Qu'est-ce qui différencie Good Doctor de toutes les autres séries médicales déjà vues par le passé ?
David Shore : C'est principalement son héros, Shaun Murphy. Son autisme et son syndrome du savant ne le définissent pas, mais ces caractéristiques lui donne un point de vue différent sur le monde. Une chose qui me passionne, c'est de comprendre pourquoi on fait les choses que l'on fait, y compris nos erreurs. Et lui se pose ces questions naturellement. Il met le doigt sur nos hypocrisies du quotidien, mais sans jugement, de manière très naïve et sincère. C'est ce qui m'avait plu dans la version coréenne quand je l'ai vue et qui m'a donné envie de l'adapter pour les Etats-Unis.
Et qu'est-ce qui différencie Shaun de Dr House ?
Ils sont du genre à dire tout haut ce que tout le monde pense tout bas. Mais ils ne sont pas poussés par la même motivation. Shaun est beaucoup plus positif et ouvert, il n'a pas le même dédain que House pour le reste de ses congénères. Je me sens plus proche de House à titre personnel, mais c'est tout de même beaucoup plus agréable d'évoluer aux côtés de Shaun ! Et puis, étant moi-même quelqu'un d'assez cynique, j'ai besoin de gens comme lui dans ma vie. Il m'entraîne avec lui dans son univers, alors que House avait tendance à me conforter dans le mien.
Refaire une série médicale après le succès que vous avez connu avec House, ça ne vous a pas dérangé ?

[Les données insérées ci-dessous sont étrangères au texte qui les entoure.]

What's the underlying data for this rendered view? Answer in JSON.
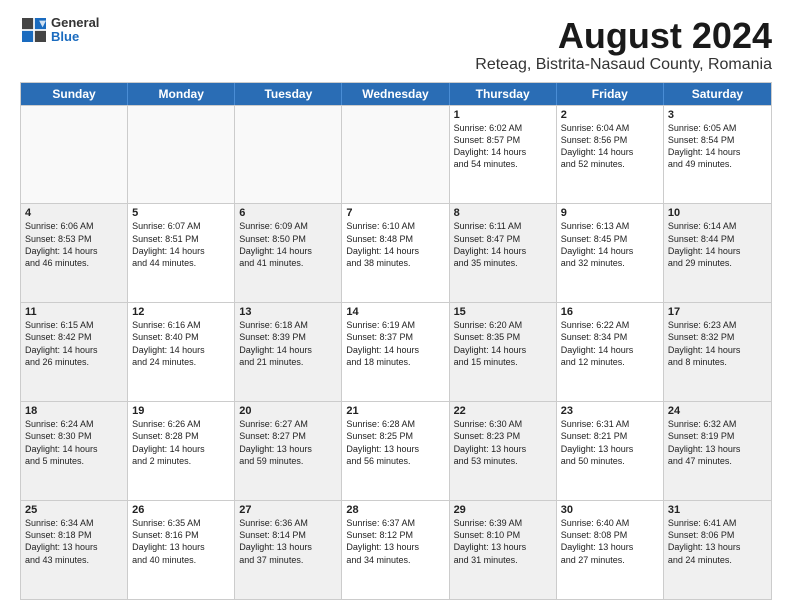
{
  "header": {
    "logo_general": "General",
    "logo_blue": "Blue",
    "main_title": "August 2024",
    "sub_title": "Reteag, Bistrita-Nasaud County, Romania"
  },
  "weekdays": [
    "Sunday",
    "Monday",
    "Tuesday",
    "Wednesday",
    "Thursday",
    "Friday",
    "Saturday"
  ],
  "rows": [
    [
      {
        "day": "",
        "text": "",
        "empty": true
      },
      {
        "day": "",
        "text": "",
        "empty": true
      },
      {
        "day": "",
        "text": "",
        "empty": true
      },
      {
        "day": "",
        "text": "",
        "empty": true
      },
      {
        "day": "1",
        "text": "Sunrise: 6:02 AM\nSunset: 8:57 PM\nDaylight: 14 hours\nand 54 minutes."
      },
      {
        "day": "2",
        "text": "Sunrise: 6:04 AM\nSunset: 8:56 PM\nDaylight: 14 hours\nand 52 minutes."
      },
      {
        "day": "3",
        "text": "Sunrise: 6:05 AM\nSunset: 8:54 PM\nDaylight: 14 hours\nand 49 minutes."
      }
    ],
    [
      {
        "day": "4",
        "text": "Sunrise: 6:06 AM\nSunset: 8:53 PM\nDaylight: 14 hours\nand 46 minutes.",
        "shaded": true
      },
      {
        "day": "5",
        "text": "Sunrise: 6:07 AM\nSunset: 8:51 PM\nDaylight: 14 hours\nand 44 minutes."
      },
      {
        "day": "6",
        "text": "Sunrise: 6:09 AM\nSunset: 8:50 PM\nDaylight: 14 hours\nand 41 minutes.",
        "shaded": true
      },
      {
        "day": "7",
        "text": "Sunrise: 6:10 AM\nSunset: 8:48 PM\nDaylight: 14 hours\nand 38 minutes."
      },
      {
        "day": "8",
        "text": "Sunrise: 6:11 AM\nSunset: 8:47 PM\nDaylight: 14 hours\nand 35 minutes.",
        "shaded": true
      },
      {
        "day": "9",
        "text": "Sunrise: 6:13 AM\nSunset: 8:45 PM\nDaylight: 14 hours\nand 32 minutes."
      },
      {
        "day": "10",
        "text": "Sunrise: 6:14 AM\nSunset: 8:44 PM\nDaylight: 14 hours\nand 29 minutes.",
        "shaded": true
      }
    ],
    [
      {
        "day": "11",
        "text": "Sunrise: 6:15 AM\nSunset: 8:42 PM\nDaylight: 14 hours\nand 26 minutes.",
        "shaded": true
      },
      {
        "day": "12",
        "text": "Sunrise: 6:16 AM\nSunset: 8:40 PM\nDaylight: 14 hours\nand 24 minutes."
      },
      {
        "day": "13",
        "text": "Sunrise: 6:18 AM\nSunset: 8:39 PM\nDaylight: 14 hours\nand 21 minutes.",
        "shaded": true
      },
      {
        "day": "14",
        "text": "Sunrise: 6:19 AM\nSunset: 8:37 PM\nDaylight: 14 hours\nand 18 minutes."
      },
      {
        "day": "15",
        "text": "Sunrise: 6:20 AM\nSunset: 8:35 PM\nDaylight: 14 hours\nand 15 minutes.",
        "shaded": true
      },
      {
        "day": "16",
        "text": "Sunrise: 6:22 AM\nSunset: 8:34 PM\nDaylight: 14 hours\nand 12 minutes."
      },
      {
        "day": "17",
        "text": "Sunrise: 6:23 AM\nSunset: 8:32 PM\nDaylight: 14 hours\nand 8 minutes.",
        "shaded": true
      }
    ],
    [
      {
        "day": "18",
        "text": "Sunrise: 6:24 AM\nSunset: 8:30 PM\nDaylight: 14 hours\nand 5 minutes.",
        "shaded": true
      },
      {
        "day": "19",
        "text": "Sunrise: 6:26 AM\nSunset: 8:28 PM\nDaylight: 14 hours\nand 2 minutes."
      },
      {
        "day": "20",
        "text": "Sunrise: 6:27 AM\nSunset: 8:27 PM\nDaylight: 13 hours\nand 59 minutes.",
        "shaded": true
      },
      {
        "day": "21",
        "text": "Sunrise: 6:28 AM\nSunset: 8:25 PM\nDaylight: 13 hours\nand 56 minutes."
      },
      {
        "day": "22",
        "text": "Sunrise: 6:30 AM\nSunset: 8:23 PM\nDaylight: 13 hours\nand 53 minutes.",
        "shaded": true
      },
      {
        "day": "23",
        "text": "Sunrise: 6:31 AM\nSunset: 8:21 PM\nDaylight: 13 hours\nand 50 minutes."
      },
      {
        "day": "24",
        "text": "Sunrise: 6:32 AM\nSunset: 8:19 PM\nDaylight: 13 hours\nand 47 minutes.",
        "shaded": true
      }
    ],
    [
      {
        "day": "25",
        "text": "Sunrise: 6:34 AM\nSunset: 8:18 PM\nDaylight: 13 hours\nand 43 minutes.",
        "shaded": true
      },
      {
        "day": "26",
        "text": "Sunrise: 6:35 AM\nSunset: 8:16 PM\nDaylight: 13 hours\nand 40 minutes."
      },
      {
        "day": "27",
        "text": "Sunrise: 6:36 AM\nSunset: 8:14 PM\nDaylight: 13 hours\nand 37 minutes.",
        "shaded": true
      },
      {
        "day": "28",
        "text": "Sunrise: 6:37 AM\nSunset: 8:12 PM\nDaylight: 13 hours\nand 34 minutes."
      },
      {
        "day": "29",
        "text": "Sunrise: 6:39 AM\nSunset: 8:10 PM\nDaylight: 13 hours\nand 31 minutes.",
        "shaded": true
      },
      {
        "day": "30",
        "text": "Sunrise: 6:40 AM\nSunset: 8:08 PM\nDaylight: 13 hours\nand 27 minutes."
      },
      {
        "day": "31",
        "text": "Sunrise: 6:41 AM\nSunset: 8:06 PM\nDaylight: 13 hours\nand 24 minutes.",
        "shaded": true
      }
    ]
  ]
}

Je n'avais pas nécessairement envie de refaire une série médicale, j'ai d'ailleurs fait d'autres choses entre temps, mais j'ai le sentiment que le genre a peu d'importance dans le fond. L'important c'est l'angle qui est choisi. La plupart des séries médicales à succès ne se ressemblent pas. Urgences c'est Urgences. Grey's Anatomy c'est Grey's Anatomy. Good Doctor est très différente de ces deux-là.
Est-ce qu'il a été facile d'imposer un personnage comme celui de Shaun aux chaînes quand vous leur avez présenté le projet ?

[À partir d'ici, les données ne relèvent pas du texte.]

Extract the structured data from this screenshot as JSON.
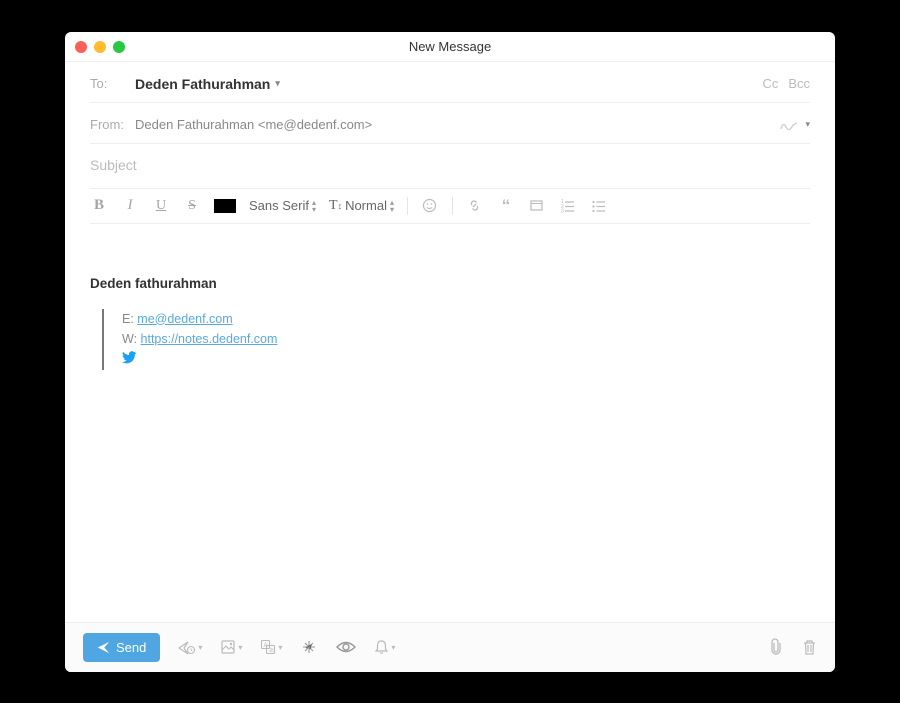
{
  "window": {
    "title": "New Message"
  },
  "header": {
    "to_label": "To:",
    "recipient": "Deden Fathurahman",
    "cc": "Cc",
    "bcc": "Bcc",
    "from_label": "From:",
    "from_value": "Deden Fathurahman <me@dedenf.com>",
    "subject_placeholder": "Subject"
  },
  "toolbar": {
    "bold": "B",
    "italic": "I",
    "underline": "U",
    "strike": "S",
    "font_family": "Sans Serif",
    "size_icon": "T",
    "size_label": "Normal"
  },
  "signature": {
    "name": "Deden fathurahman",
    "email_prefix": "E: ",
    "email": "me@dedenf.com",
    "web_prefix": "W: ",
    "web": "https://notes.dedenf.com"
  },
  "footer": {
    "send": "Send"
  }
}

5 ans plus tôt, c'était beaucoup plus difficile. J'ai essayé d'ailleurs (ndlr: CBS a refusé la série il y a quelques années). Aujourd'hui, l'intérêt était là. C'est une série très portée sur l'émotion, et c'est ça qui a fonctionné auprès des décideurs d'ABC, le personnage les a touchés. Comme les téléspectateurs ensuite. Très vite, on ne le voit plus comme un autiste, mais bien comme un médecin.
Mais dans le fond, il fonctionne un peu comme un super-héros ?

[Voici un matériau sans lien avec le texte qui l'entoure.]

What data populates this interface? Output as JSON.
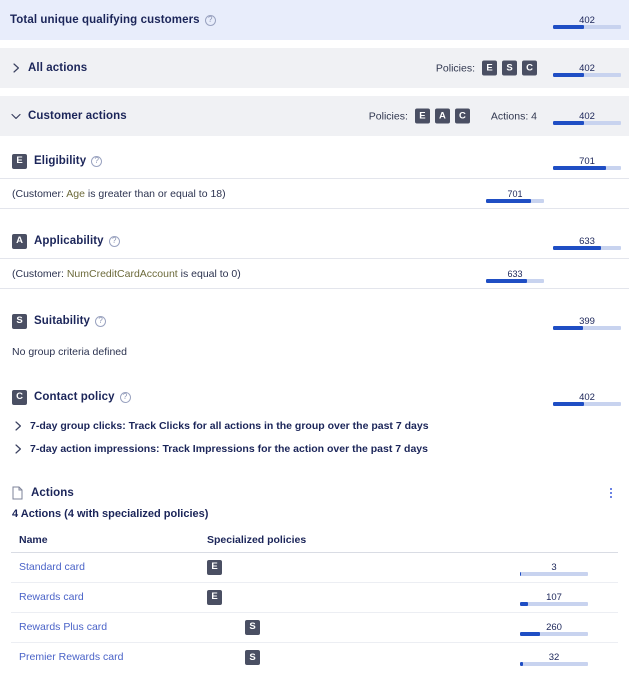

Justement, il était très important pour moi que ce ne soit pas le cas. Il est "spécial" oui, mais ce n'est pas un génie qui sauve le monde. Cela arrive qu'il sauve des vies, mais il a des défauts, il va faire des erreurs, comme tout le monde. Il a des forces que l'on n'a pas tous, il a des faiblesses aussi que l'on partage avec lui. Il est profondément comme nous tous. Et il a besoin des autres pour s'en sortir, comme les autres ont besoin de lui.
Le choix de Freddie Highmore a-t-il été une évidence pour vous ?
Lorsque j'ai envoyé la dernière version du scénario de Good Doctor à ABC, ils m'ont tout de suite demandé si j'avais pensé à Freddie Highmore pour incarner le personnage. Et j'avoue que non, je n'avais pas pensé à lui, mais avant tout parce que je préfère écrire sans avoir un acteur spécifique en tête. Je me suis intéressé à son travail et j'ai été très impressionné. Il arrive à communiquer beaucoup d'émotions rien qu'à travers son regard et c'était crucial pour jouer Shaun. C'est un rôle difficile, atypique, et j'ai compris en le rencontrant que sa maturité et son intelligence collaient parfaitement à ce qu'il nous fallait.
Qu'est-ce que vous avez souhaité changer par rapport à la version originale coréenne ?
Pas tant de choses que ça. Je pense que j'y ai apporté mon style d'écriture, mais j'étais déjà très touché par leur pilote. Il y a des choses que j'ai moins aimées, et je les arrangées. Je savais instinctivement ce que je pouvais faire. Mais je préfère ne pas rentrer dans les détails, ce serait indélicat.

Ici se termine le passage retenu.